Il appartient à l’autorité administrative chargée de prendre la décision fixant le pays de renvoi d’un étranger qui fait l’objet d’une mesure d’éloignement de s’assurer, sous le contrôle du juge, en application de l’article L. 721-4 du code de l’entrée et du séjour des étrangers et du droit d’asile, que les mesures qu’elle prend n’exposent pas l’étranger à des risques sérieux pour sa liberté ou son intégrité physique, non plus qu’à des traitements contraires à l’article 3 de la convention européenne de sauvegarde des droits de l’homme et des libertés fondamentales. Si elle est en droit de prendre en considération, à cet effet, les décisions qu’ont prises, le cas échéant, le directeur général de l’OFPRA ou la CNDA saisis par l’étranger de demandes de titre de réfugié, l’examen par ces dernières instances, au regard des conditions mises à la reconnaissance du statut de réfugié par la convention de Genève du 28 juillet 1951, des faits allégués par le demandeur d’un tel statut, et des craintes qu’il énonce, et l’appréciation portée sur eux, en vue de l’application de ces conventions, ne lient pas l’autorité administrative et sont sans influence sur l’obligation qui est la sienne de vérifier, au vu du dossier dont elle dispose, que les mesures qu’elle prend ne méconnaissent pas les dispositions de l’article L. 721-4 du code de l’entrée et du séjour des étrangers et du droit d’asile.
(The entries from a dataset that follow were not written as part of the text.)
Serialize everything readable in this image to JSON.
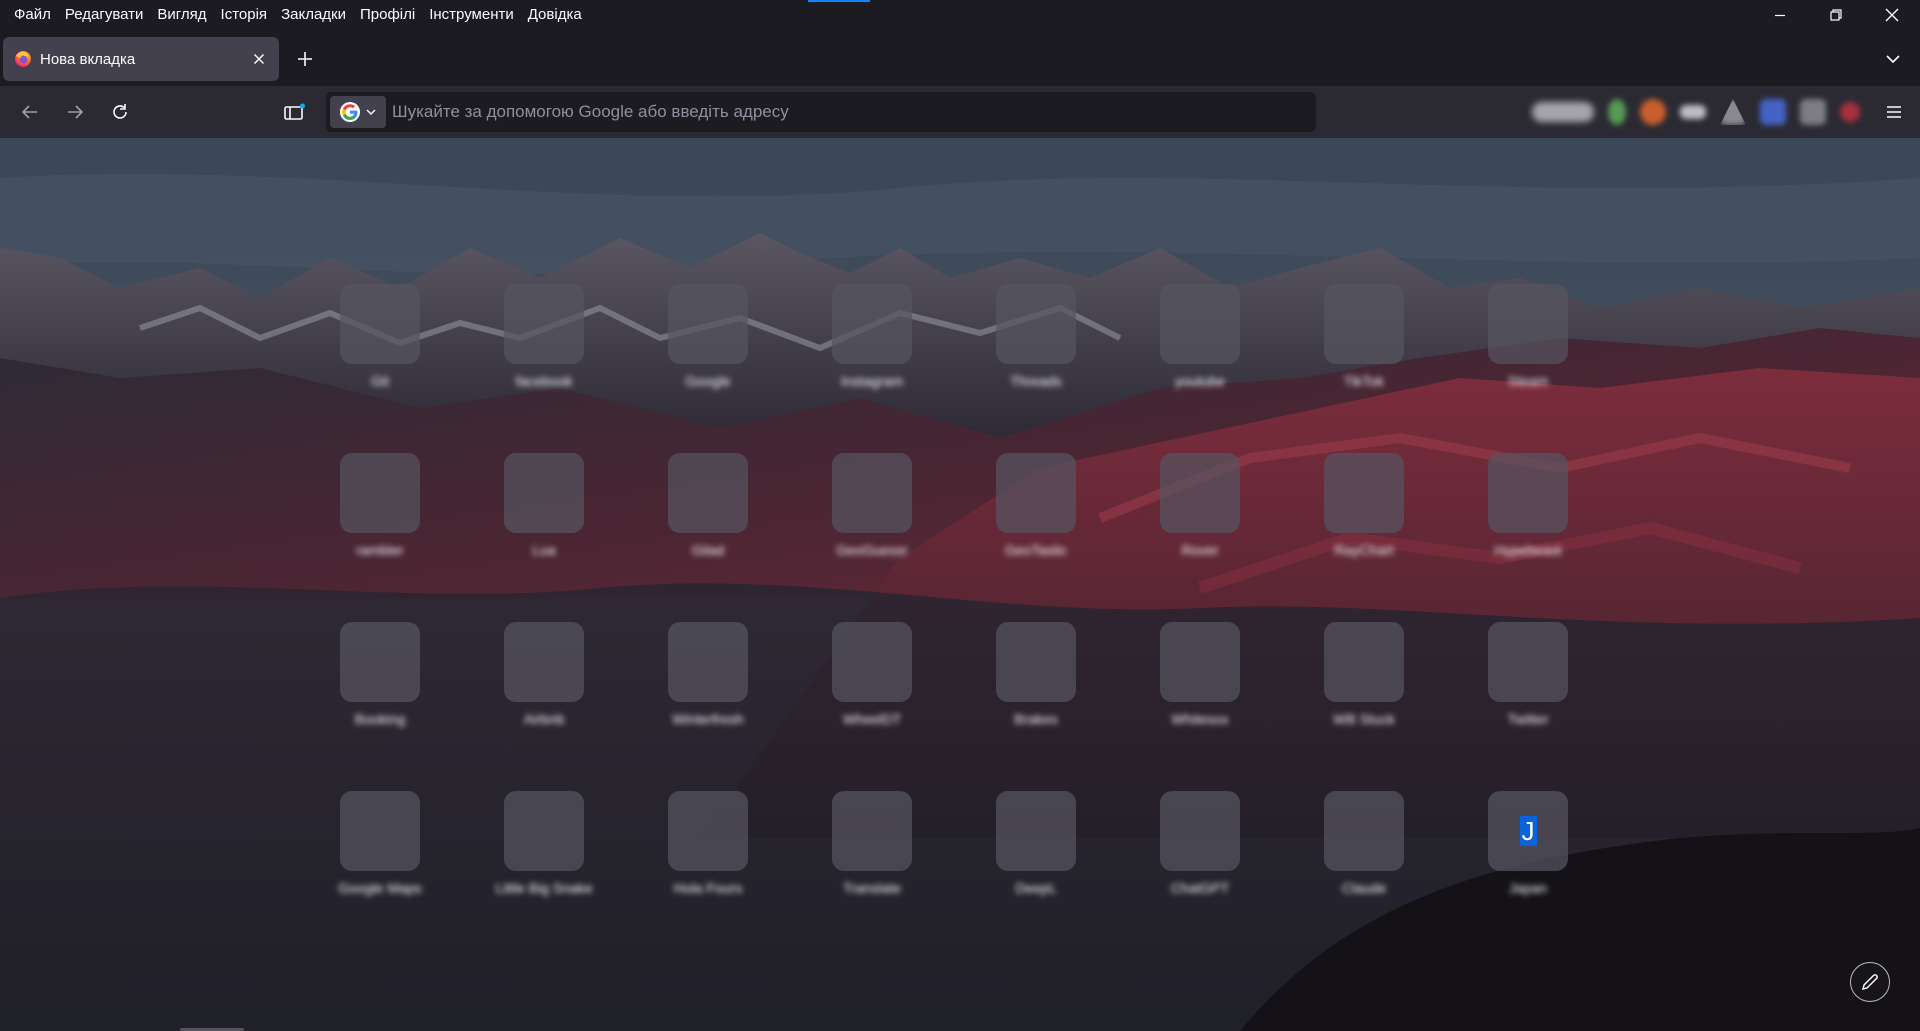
{
  "menu": {
    "items": [
      "Файл",
      "Редагувати",
      "Вигляд",
      "Історія",
      "Закладки",
      "Профілі",
      "Інструменти",
      "Довідка"
    ]
  },
  "window_controls": [
    "minimize-icon",
    "restore-icon",
    "close-icon"
  ],
  "tab": {
    "title": "Нова вкладка",
    "favicon": "firefox-icon"
  },
  "navbar": {
    "search_placeholder": "Шукайте за допомогою Google або введіть адресу",
    "engine": "google-icon",
    "extensions": [
      "vpn-extension-icon",
      "green-extension-icon",
      "orange-extension-icon",
      "mask-extension-icon",
      "warning-extension-icon",
      "translate-extension-icon",
      "puzzle-extension-icon",
      "red-extension-icon"
    ]
  },
  "shortcuts": [
    {
      "label": "Git"
    },
    {
      "label": "facebook"
    },
    {
      "label": "Google"
    },
    {
      "label": "Instagram"
    },
    {
      "label": "Threads"
    },
    {
      "label": "youtube"
    },
    {
      "label": "TikTok"
    },
    {
      "label": "Steam"
    },
    {
      "label": "rambler"
    },
    {
      "label": "Lua"
    },
    {
      "label": "Gilad"
    },
    {
      "label": "GeoGuessr"
    },
    {
      "label": "GeoTastic"
    },
    {
      "label": "Rover"
    },
    {
      "label": "RayChart"
    },
    {
      "label": "Hypebeast"
    },
    {
      "label": "Booking"
    },
    {
      "label": "Airbnb"
    },
    {
      "label": "Winterfresh"
    },
    {
      "label": "WheelDT"
    },
    {
      "label": "Brakes"
    },
    {
      "label": "Whitesox"
    },
    {
      "label": "WB Stuck"
    },
    {
      "label": "Twitter"
    },
    {
      "label": "Google Maps"
    },
    {
      "label": "Little Big Snake"
    },
    {
      "label": "Hola Fours"
    },
    {
      "label": "Translate"
    },
    {
      "label": "DeepL"
    },
    {
      "label": "ChatGPT"
    },
    {
      "label": "Claude"
    },
    {
      "label": "Japan",
      "letter": "J"
    }
  ],
  "colors": {
    "accent": "#0a84ff",
    "chrome_bg": "#1c1b22",
    "toolbar_bg": "#2b2a33",
    "tab_bg": "#42414d"
  }
}
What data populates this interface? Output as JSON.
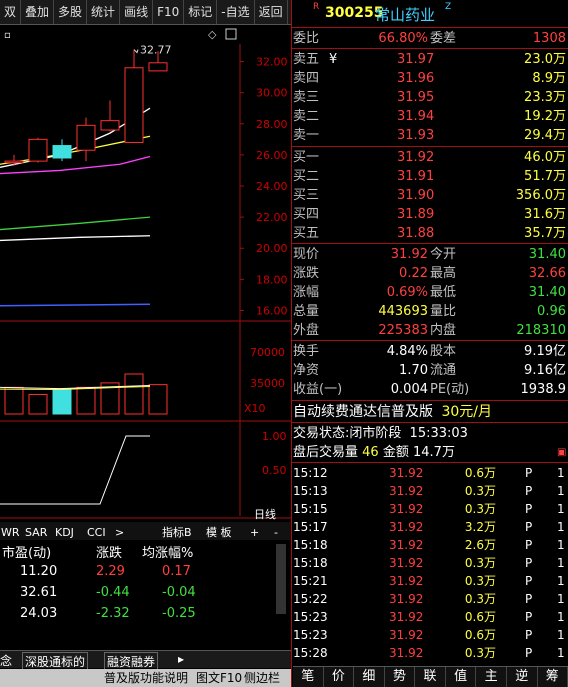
{
  "toolbar": [
    "双",
    "叠加",
    "多股",
    "统计",
    "画线",
    "F10",
    "标记",
    "-自选",
    "返回"
  ],
  "stock": {
    "market_mark": "R",
    "code": "300255",
    "name": "常山药业",
    "mark_z": "Z"
  },
  "weibi": {
    "l1": "委比",
    "v1": "66.80%",
    "l2": "委差",
    "v2": "1308"
  },
  "sell": [
    {
      "label": "卖五",
      "price": "31.97",
      "vol": "23.0万"
    },
    {
      "label": "卖四",
      "price": "31.96",
      "vol": "8.9万"
    },
    {
      "label": "卖三",
      "price": "31.95",
      "vol": "23.3万"
    },
    {
      "label": "卖二",
      "price": "31.94",
      "vol": "19.2万"
    },
    {
      "label": "卖一",
      "price": "31.93",
      "vol": "29.4万"
    }
  ],
  "sell5_mark": "¥",
  "buy": [
    {
      "label": "买一",
      "price": "31.92",
      "vol": "46.0万"
    },
    {
      "label": "买二",
      "price": "31.91",
      "vol": "51.7万"
    },
    {
      "label": "买三",
      "price": "31.90",
      "vol": "356.0万"
    },
    {
      "label": "买四",
      "price": "31.89",
      "vol": "31.6万"
    },
    {
      "label": "买五",
      "price": "31.88",
      "vol": "35.7万"
    }
  ],
  "quote": [
    {
      "l1": "现价",
      "v1": "31.92",
      "c1": "red",
      "l2": "今开",
      "v2": "31.40",
      "c2": "grn"
    },
    {
      "l1": "涨跌",
      "v1": "0.22",
      "c1": "red",
      "l2": "最高",
      "v2": "32.66",
      "c2": "red"
    },
    {
      "l1": "涨幅",
      "v1": "0.69%",
      "c1": "red",
      "l2": "最低",
      "v2": "31.40",
      "c2": "grn"
    },
    {
      "l1": "总量",
      "v1": "443693",
      "c1": "yel",
      "l2": "量比",
      "v2": "0.96",
      "c2": "grn"
    },
    {
      "l1": "外盘",
      "v1": "225383",
      "c1": "red",
      "l2": "内盘",
      "v2": "218310",
      "c2": "grn"
    }
  ],
  "quote2": [
    {
      "l1": "换手",
      "v1": "4.84%",
      "l2": "股本",
      "v2": "9.19亿"
    },
    {
      "l1": "净资",
      "v1": "1.70",
      "l2": "流通",
      "v2": "9.16亿"
    },
    {
      "l1": "收益(一)",
      "v1": "0.004",
      "l2": "PE(动)",
      "v2": "1938.9"
    }
  ],
  "promo": {
    "text": "自动续费通达信普及版",
    "price": "30元/月"
  },
  "status": {
    "label": "交易状态:",
    "phase": "闭市阶段",
    "time": "15:33:03"
  },
  "after": {
    "label": "盘后交易量",
    "vol": "46",
    "amount": "金额",
    "amt": "14.7万"
  },
  "ticks": [
    {
      "t": "15:12",
      "p": "31.92",
      "v": "0.6万",
      "f": "P",
      "n": "1"
    },
    {
      "t": "15:13",
      "p": "31.92",
      "v": "0.3万",
      "f": "P",
      "n": "1"
    },
    {
      "t": "15:15",
      "p": "31.92",
      "v": "0.3万",
      "f": "P",
      "n": "1"
    },
    {
      "t": "15:17",
      "p": "31.92",
      "v": "3.2万",
      "f": "P",
      "n": "1"
    },
    {
      "t": "15:18",
      "p": "31.92",
      "v": "2.6万",
      "f": "P",
      "n": "1"
    },
    {
      "t": "15:18",
      "p": "31.92",
      "v": "0.3万",
      "f": "P",
      "n": "1"
    },
    {
      "t": "15:21",
      "p": "31.92",
      "v": "0.3万",
      "f": "P",
      "n": "1"
    },
    {
      "t": "15:22",
      "p": "31.92",
      "v": "0.3万",
      "f": "P",
      "n": "1"
    },
    {
      "t": "15:23",
      "p": "31.92",
      "v": "0.6万",
      "f": "P",
      "n": "1"
    },
    {
      "t": "15:23",
      "p": "31.92",
      "v": "0.6万",
      "f": "P",
      "n": "1"
    },
    {
      "t": "15:28",
      "p": "31.92",
      "v": "0.3万",
      "f": "P",
      "n": "1"
    }
  ],
  "bottom_tabs": [
    "笔",
    "价",
    "细",
    "势",
    "联",
    "值",
    "主",
    "逆",
    "筹"
  ],
  "kline": {
    "max_label": "32.77",
    "y_ticks": [
      "32.00",
      "30.00",
      "28.00",
      "26.00",
      "24.00",
      "22.00",
      "20.00",
      "18.00",
      "16.00"
    ],
    "vol_ticks": [
      "70000",
      "35000"
    ],
    "vol_unit": "X10",
    "ind_ticks": [
      "1.00",
      "0.50"
    ],
    "period": "日线"
  },
  "ind_tabs": [
    "WR",
    "SAR",
    "KDJ",
    "CCI",
    ">"
  ],
  "ind_b": "指标B",
  "template": "模 板",
  "plus": "+",
  "minus": "-",
  "sector": {
    "headers": [
      "市盈(动)",
      "涨跌",
      "均涨幅%"
    ],
    "rows": [
      [
        "11.20",
        "2.29",
        "0.17"
      ],
      [
        "32.61",
        "-0.44",
        "-0.04"
      ],
      [
        "24.03",
        "-2.32",
        "-0.25"
      ]
    ]
  },
  "left_tabs": [
    "念",
    "深股通标的",
    "融资融券"
  ],
  "status_bar": [
    "普及版功能说明",
    "图文F10",
    "侧边栏"
  ],
  "chart_data": {
    "type": "candlestick",
    "ylim": [
      15,
      33
    ],
    "y_ticks": [
      16,
      18,
      20,
      22,
      24,
      26,
      28,
      30,
      32
    ],
    "max_annotation": 32.77,
    "candles": [
      {
        "open": 25.5,
        "close": 25.6,
        "high": 26.0,
        "low": 25.3
      },
      {
        "open": 25.6,
        "close": 27.0,
        "high": 27.1,
        "low": 25.5
      },
      {
        "open": 26.6,
        "close": 25.8,
        "high": 27.0,
        "low": 25.6
      },
      {
        "open": 26.3,
        "close": 27.9,
        "high": 28.4,
        "low": 25.6
      },
      {
        "open": 27.6,
        "close": 28.2,
        "high": 29.5,
        "low": 27.5
      },
      {
        "open": 26.8,
        "close": 31.6,
        "high": 32.77,
        "low": 26.8
      },
      {
        "open": 31.4,
        "close": 31.92,
        "high": 32.66,
        "low": 31.4
      }
    ],
    "volume_ylim": [
      0,
      90000
    ],
    "volume": [
      30000,
      22000,
      28000,
      30000,
      35000,
      45000,
      33000
    ]
  }
}
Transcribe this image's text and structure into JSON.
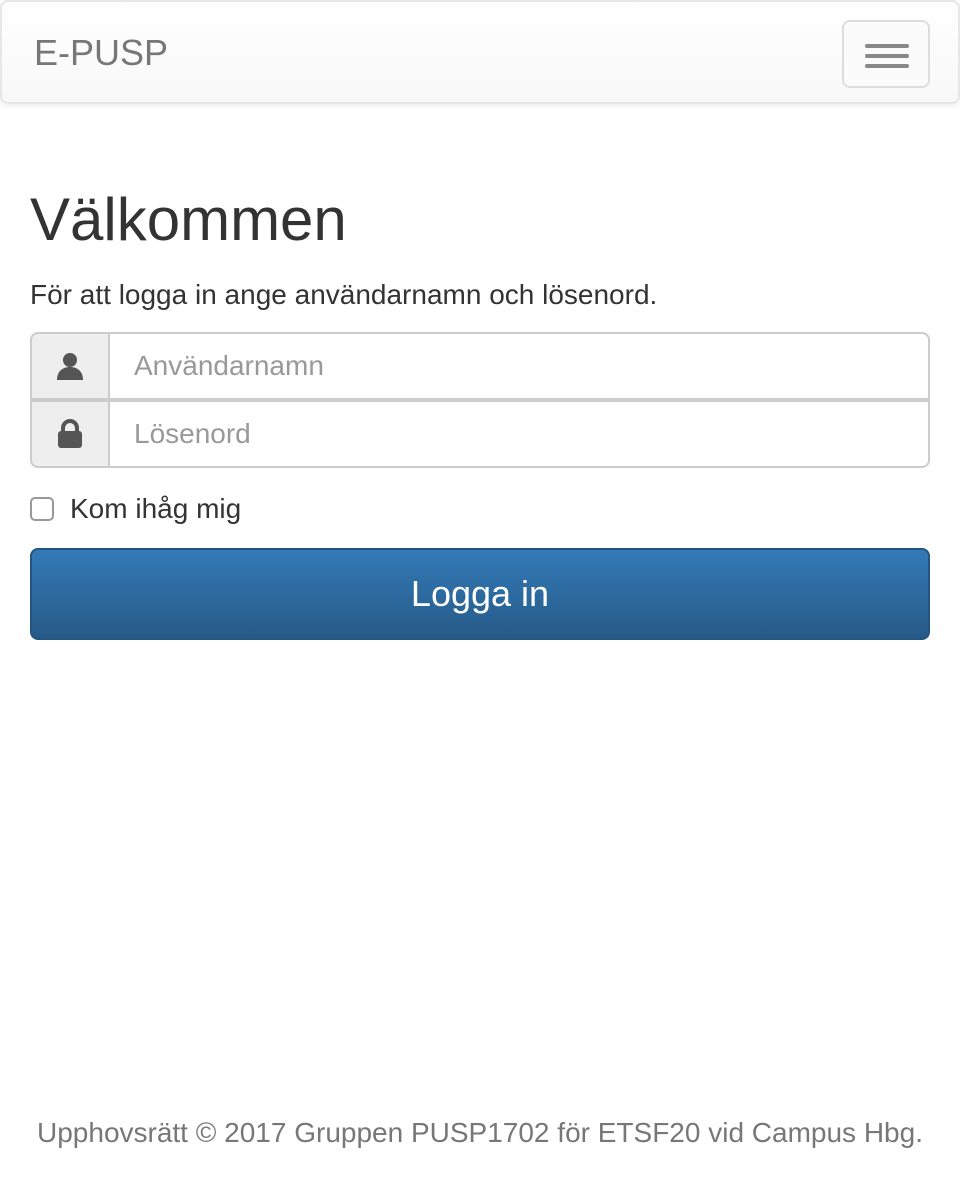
{
  "navbar": {
    "brand": "E-PUSP",
    "menu_icon": "hamburger-menu-icon"
  },
  "main": {
    "heading": "Välkommen",
    "intro": "För att logga in ange användarnamn och lösenord.",
    "username": {
      "icon": "user-icon",
      "placeholder": "Användarnamn",
      "value": ""
    },
    "password": {
      "icon": "lock-icon",
      "placeholder": "Lösenord",
      "value": ""
    },
    "remember_me": {
      "label": "Kom ihåg mig",
      "checked": false
    },
    "login_button": "Logga in"
  },
  "footer": {
    "copyright": "Upphovsrätt © 2017 Gruppen PUSP1702 för ETSF20 vid Campus Hbg."
  },
  "colors": {
    "primary": "#337ab7",
    "primary_dark": "#265a88",
    "text": "#333333",
    "muted": "#777777"
  }
}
En l’espèce, la demande d’asile de Mme B… été rejetée par une décision de l’OFPRA du 4 octobre 2023, confirmée par une ordonnance de la CNDA du 17 avril 2024. Devant le tribunal, elle se réfère à des faits anciens qui ont déjà été examinés dans le cadre de sa demande d’asile. Ainsi, elle se borne à invoquer son militantisme pour Action Démocratique, opposant au gouvernement Chavez et à celui de Nicolas Maduro et le fait que toute sa famille a quitté le Venezuela pour se réfugier ailleurs. Toutefois, ces éléments au vu de leur ancienneté, ne permettent pas d’établir qu’elle encourrait en cas de retour dans son pays d’origine un traitement contraire à l’article 3 de la convention européenne de sauvegarde des droits de l’homme et des libertés fondamentales. Dans ces conditions, il y a lieu d’écarter le moyen tiré de ce que la décision fixant le pays de renvoi est illégale.
Sur la décision portant interdiction de retour sur le territoire français :
La requérante s’en réfère aux moyens soulevés contre l’obligation de quitter le territoire français et ne développe aucun moyen spécifique à l’égard de cette décision. Par suite, pour les mêmes motifs que ceux évoqués aux points 6 et 7, le moyen doit être écarté.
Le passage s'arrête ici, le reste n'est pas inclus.